I don’t know if anyone else has had those, my mother did them
incessantly on my straight hair when I was a child. The liquid she put on my head smelled
horrible, was cold and dribbled down the front of my head and most times got
into my nose and mouth and ears. As you can tell
it was not a pleasant experience. I did
not even want to put this wine in my mouth, but as you know sometimes your
journey in life demands you to do things you do not want to do, so I pressed
on. I wish I had not. It tasted just like the Lilt Perm. I did not even give this any star. It was awful.

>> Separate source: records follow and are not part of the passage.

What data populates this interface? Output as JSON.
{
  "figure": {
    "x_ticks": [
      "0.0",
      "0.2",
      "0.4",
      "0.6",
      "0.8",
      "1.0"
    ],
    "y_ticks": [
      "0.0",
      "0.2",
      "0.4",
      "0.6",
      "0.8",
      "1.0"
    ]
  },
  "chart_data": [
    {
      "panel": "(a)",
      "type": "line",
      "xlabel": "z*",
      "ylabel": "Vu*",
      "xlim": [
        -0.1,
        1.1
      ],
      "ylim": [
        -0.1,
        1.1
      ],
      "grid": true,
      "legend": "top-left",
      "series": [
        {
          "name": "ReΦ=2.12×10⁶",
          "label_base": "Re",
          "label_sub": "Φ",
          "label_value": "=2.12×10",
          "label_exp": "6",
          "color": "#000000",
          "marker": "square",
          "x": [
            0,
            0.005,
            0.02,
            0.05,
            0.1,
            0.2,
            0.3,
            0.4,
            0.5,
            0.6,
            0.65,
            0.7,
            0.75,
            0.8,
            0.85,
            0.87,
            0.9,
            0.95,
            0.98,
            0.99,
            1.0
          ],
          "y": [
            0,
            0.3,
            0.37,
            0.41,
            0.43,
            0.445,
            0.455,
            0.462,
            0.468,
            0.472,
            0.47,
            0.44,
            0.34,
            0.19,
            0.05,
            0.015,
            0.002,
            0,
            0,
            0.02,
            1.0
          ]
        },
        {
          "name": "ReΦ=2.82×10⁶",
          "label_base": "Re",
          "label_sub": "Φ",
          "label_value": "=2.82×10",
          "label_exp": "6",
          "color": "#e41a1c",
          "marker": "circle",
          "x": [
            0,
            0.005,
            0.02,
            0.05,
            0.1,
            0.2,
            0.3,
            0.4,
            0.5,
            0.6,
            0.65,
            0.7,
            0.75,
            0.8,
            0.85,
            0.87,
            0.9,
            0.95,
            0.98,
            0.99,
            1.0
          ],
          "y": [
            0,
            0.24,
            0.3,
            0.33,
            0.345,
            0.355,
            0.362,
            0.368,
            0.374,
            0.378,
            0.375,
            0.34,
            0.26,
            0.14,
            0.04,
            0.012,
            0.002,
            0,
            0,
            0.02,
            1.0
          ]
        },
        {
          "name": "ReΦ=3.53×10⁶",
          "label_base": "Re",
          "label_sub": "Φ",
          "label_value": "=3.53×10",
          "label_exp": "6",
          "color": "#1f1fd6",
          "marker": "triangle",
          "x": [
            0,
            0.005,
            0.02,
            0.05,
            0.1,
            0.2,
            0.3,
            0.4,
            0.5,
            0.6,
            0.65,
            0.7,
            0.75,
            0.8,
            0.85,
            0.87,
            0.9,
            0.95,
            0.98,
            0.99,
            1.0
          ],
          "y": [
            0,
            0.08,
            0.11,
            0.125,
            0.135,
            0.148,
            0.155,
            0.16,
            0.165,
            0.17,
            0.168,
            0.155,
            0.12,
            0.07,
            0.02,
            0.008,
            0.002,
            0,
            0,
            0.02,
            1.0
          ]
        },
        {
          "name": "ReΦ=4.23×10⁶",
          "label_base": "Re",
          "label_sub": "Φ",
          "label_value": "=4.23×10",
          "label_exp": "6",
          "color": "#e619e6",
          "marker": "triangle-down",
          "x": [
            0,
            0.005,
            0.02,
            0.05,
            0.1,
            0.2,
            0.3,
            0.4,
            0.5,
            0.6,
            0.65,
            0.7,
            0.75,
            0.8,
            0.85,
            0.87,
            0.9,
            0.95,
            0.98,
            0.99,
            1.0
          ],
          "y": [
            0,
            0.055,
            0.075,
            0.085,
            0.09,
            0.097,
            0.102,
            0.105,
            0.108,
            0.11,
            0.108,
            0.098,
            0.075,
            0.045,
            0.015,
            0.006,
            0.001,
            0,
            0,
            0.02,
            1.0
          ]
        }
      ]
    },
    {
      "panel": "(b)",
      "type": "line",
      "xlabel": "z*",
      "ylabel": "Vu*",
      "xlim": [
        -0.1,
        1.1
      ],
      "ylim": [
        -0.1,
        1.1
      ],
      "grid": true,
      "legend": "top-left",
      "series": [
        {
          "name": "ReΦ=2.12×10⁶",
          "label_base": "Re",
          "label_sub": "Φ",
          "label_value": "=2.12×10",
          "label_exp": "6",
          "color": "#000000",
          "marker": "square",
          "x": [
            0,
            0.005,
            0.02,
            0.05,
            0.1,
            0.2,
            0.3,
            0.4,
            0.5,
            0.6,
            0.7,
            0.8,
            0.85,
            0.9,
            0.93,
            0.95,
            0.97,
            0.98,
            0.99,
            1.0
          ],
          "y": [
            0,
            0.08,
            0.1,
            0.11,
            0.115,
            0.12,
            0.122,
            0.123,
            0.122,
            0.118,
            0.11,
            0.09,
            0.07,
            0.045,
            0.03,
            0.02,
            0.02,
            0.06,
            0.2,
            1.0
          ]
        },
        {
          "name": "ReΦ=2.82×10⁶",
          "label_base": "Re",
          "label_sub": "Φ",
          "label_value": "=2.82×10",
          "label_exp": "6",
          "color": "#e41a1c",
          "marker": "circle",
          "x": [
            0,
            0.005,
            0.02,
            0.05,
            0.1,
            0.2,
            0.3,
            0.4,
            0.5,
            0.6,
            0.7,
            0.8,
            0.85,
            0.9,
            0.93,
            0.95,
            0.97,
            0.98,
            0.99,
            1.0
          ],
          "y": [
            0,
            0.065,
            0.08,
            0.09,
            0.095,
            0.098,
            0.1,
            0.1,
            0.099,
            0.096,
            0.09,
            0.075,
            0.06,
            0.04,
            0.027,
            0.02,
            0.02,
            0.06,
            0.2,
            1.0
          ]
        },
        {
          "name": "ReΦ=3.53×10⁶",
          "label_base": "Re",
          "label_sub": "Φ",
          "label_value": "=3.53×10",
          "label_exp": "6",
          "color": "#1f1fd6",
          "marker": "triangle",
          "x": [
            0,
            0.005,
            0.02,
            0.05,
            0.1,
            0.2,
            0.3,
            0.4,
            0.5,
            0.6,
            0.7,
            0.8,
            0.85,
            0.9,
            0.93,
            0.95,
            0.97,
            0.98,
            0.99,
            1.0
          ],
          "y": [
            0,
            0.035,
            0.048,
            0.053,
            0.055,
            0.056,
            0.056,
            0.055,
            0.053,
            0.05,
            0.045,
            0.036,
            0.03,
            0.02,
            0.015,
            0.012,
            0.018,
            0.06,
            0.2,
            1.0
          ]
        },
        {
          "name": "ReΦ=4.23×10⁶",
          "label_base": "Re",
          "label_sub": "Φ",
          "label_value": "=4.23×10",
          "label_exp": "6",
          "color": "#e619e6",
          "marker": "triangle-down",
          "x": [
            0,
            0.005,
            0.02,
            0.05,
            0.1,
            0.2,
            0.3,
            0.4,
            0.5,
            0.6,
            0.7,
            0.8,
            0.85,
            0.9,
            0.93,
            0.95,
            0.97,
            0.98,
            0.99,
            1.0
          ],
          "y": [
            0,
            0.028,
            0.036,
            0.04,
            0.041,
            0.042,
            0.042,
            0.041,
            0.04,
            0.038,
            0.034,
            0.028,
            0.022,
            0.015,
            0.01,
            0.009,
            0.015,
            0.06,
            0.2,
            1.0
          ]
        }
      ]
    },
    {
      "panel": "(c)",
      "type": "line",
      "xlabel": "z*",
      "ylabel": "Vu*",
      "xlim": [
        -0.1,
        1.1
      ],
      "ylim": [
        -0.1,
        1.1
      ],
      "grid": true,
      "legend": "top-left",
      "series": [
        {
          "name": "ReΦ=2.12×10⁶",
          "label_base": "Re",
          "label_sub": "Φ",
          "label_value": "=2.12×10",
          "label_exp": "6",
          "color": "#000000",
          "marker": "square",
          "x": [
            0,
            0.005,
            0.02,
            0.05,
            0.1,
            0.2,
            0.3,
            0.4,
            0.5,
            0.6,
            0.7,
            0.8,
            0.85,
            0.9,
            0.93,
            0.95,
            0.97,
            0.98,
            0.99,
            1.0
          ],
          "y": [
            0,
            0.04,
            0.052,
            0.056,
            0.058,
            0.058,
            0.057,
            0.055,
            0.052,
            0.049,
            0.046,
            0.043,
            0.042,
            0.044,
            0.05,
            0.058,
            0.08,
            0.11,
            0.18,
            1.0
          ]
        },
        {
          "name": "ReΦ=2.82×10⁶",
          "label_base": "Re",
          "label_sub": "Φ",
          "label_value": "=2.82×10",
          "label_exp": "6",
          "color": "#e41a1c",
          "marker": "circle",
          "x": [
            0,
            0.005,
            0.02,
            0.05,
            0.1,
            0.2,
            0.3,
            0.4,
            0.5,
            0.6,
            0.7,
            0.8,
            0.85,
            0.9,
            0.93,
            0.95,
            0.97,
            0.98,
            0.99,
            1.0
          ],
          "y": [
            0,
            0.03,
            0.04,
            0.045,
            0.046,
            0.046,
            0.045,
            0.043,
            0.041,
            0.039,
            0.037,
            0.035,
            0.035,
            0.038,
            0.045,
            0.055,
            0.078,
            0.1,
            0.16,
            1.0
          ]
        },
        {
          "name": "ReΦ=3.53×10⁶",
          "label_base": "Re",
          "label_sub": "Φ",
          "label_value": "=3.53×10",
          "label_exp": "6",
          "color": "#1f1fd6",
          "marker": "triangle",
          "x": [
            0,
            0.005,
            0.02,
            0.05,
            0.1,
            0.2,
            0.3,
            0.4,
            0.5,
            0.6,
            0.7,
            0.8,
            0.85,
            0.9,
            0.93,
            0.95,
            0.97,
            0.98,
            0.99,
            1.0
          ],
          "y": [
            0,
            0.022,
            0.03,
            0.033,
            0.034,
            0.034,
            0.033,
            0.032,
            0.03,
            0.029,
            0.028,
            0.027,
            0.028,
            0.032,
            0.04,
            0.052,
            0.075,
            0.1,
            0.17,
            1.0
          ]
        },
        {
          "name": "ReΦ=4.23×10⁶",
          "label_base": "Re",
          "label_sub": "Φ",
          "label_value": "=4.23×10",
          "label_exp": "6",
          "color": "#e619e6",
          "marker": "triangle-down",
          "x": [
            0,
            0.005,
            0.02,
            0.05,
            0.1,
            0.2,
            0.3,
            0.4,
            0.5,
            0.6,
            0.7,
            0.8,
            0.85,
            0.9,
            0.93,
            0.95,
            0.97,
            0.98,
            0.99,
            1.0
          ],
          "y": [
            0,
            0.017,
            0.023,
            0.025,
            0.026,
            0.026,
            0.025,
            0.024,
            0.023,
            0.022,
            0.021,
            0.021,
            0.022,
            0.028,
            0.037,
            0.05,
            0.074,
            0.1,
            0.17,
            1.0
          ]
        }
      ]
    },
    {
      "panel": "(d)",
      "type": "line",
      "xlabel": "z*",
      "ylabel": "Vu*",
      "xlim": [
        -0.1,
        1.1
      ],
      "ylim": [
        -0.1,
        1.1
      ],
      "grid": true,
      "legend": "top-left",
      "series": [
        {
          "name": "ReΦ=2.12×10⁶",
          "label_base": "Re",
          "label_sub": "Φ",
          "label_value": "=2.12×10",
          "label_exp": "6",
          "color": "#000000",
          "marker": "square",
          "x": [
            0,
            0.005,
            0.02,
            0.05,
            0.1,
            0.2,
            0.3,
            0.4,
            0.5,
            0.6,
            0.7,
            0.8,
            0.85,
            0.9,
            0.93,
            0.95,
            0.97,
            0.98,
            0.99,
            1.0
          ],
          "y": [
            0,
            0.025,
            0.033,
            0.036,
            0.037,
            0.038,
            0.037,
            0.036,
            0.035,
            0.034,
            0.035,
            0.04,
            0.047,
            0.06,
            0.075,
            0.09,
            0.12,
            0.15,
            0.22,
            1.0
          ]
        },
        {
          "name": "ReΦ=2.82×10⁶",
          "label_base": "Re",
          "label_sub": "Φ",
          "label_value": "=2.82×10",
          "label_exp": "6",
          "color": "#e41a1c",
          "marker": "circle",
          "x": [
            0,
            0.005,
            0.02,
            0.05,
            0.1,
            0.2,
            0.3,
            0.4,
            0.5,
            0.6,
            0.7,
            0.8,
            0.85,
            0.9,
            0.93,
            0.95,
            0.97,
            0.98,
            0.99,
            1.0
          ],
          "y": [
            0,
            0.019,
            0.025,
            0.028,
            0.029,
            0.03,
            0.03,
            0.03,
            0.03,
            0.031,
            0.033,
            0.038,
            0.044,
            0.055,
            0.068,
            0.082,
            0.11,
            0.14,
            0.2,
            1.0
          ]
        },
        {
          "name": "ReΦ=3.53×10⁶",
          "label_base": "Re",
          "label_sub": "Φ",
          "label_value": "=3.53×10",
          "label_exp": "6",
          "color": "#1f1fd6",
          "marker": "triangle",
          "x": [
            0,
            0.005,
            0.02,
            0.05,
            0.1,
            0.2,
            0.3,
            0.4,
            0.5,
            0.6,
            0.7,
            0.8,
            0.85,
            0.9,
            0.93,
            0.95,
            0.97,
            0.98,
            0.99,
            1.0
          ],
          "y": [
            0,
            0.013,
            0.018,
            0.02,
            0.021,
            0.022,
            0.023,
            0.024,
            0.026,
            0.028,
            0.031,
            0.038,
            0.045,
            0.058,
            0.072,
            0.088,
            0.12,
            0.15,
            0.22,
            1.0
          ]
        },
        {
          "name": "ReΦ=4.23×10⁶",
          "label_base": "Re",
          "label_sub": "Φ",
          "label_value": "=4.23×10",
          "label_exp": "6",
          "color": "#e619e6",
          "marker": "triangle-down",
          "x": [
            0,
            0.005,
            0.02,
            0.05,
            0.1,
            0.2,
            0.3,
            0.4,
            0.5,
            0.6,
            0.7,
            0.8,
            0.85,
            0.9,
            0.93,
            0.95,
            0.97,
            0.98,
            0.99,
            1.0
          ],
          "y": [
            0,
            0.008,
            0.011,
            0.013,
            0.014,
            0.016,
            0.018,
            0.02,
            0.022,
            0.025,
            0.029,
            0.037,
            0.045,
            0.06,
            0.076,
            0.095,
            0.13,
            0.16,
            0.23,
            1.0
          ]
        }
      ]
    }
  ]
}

Now maybe there is someone out there whose “perm” experience was not as
traumatic as mine, but I prefer not to go back to the past, at least those
memories that were not nice. I am sure
my Mom meant well, and if I had never had one, I would not be able to compare
this wine to it, so I guess I needed it, well at least one, not 10.
Which brings me
to the question, why am I continuing to do this when I am not really having
fun, I mean, life is supposed to be fun, and yes, we have moments in our lives
when they are not so fun, but at my age, I have a choice in most my moments
whether they are enjoyable or not. I may
not make it to 25 Pinot Noirs. I will
probably buy a few more, but honestly after 15, you would think I would have
found more than 1 that was palatable.
But then again, I hate liver (another childhood trauma), and I don’t
care how it is fixed, I am not going to eat it.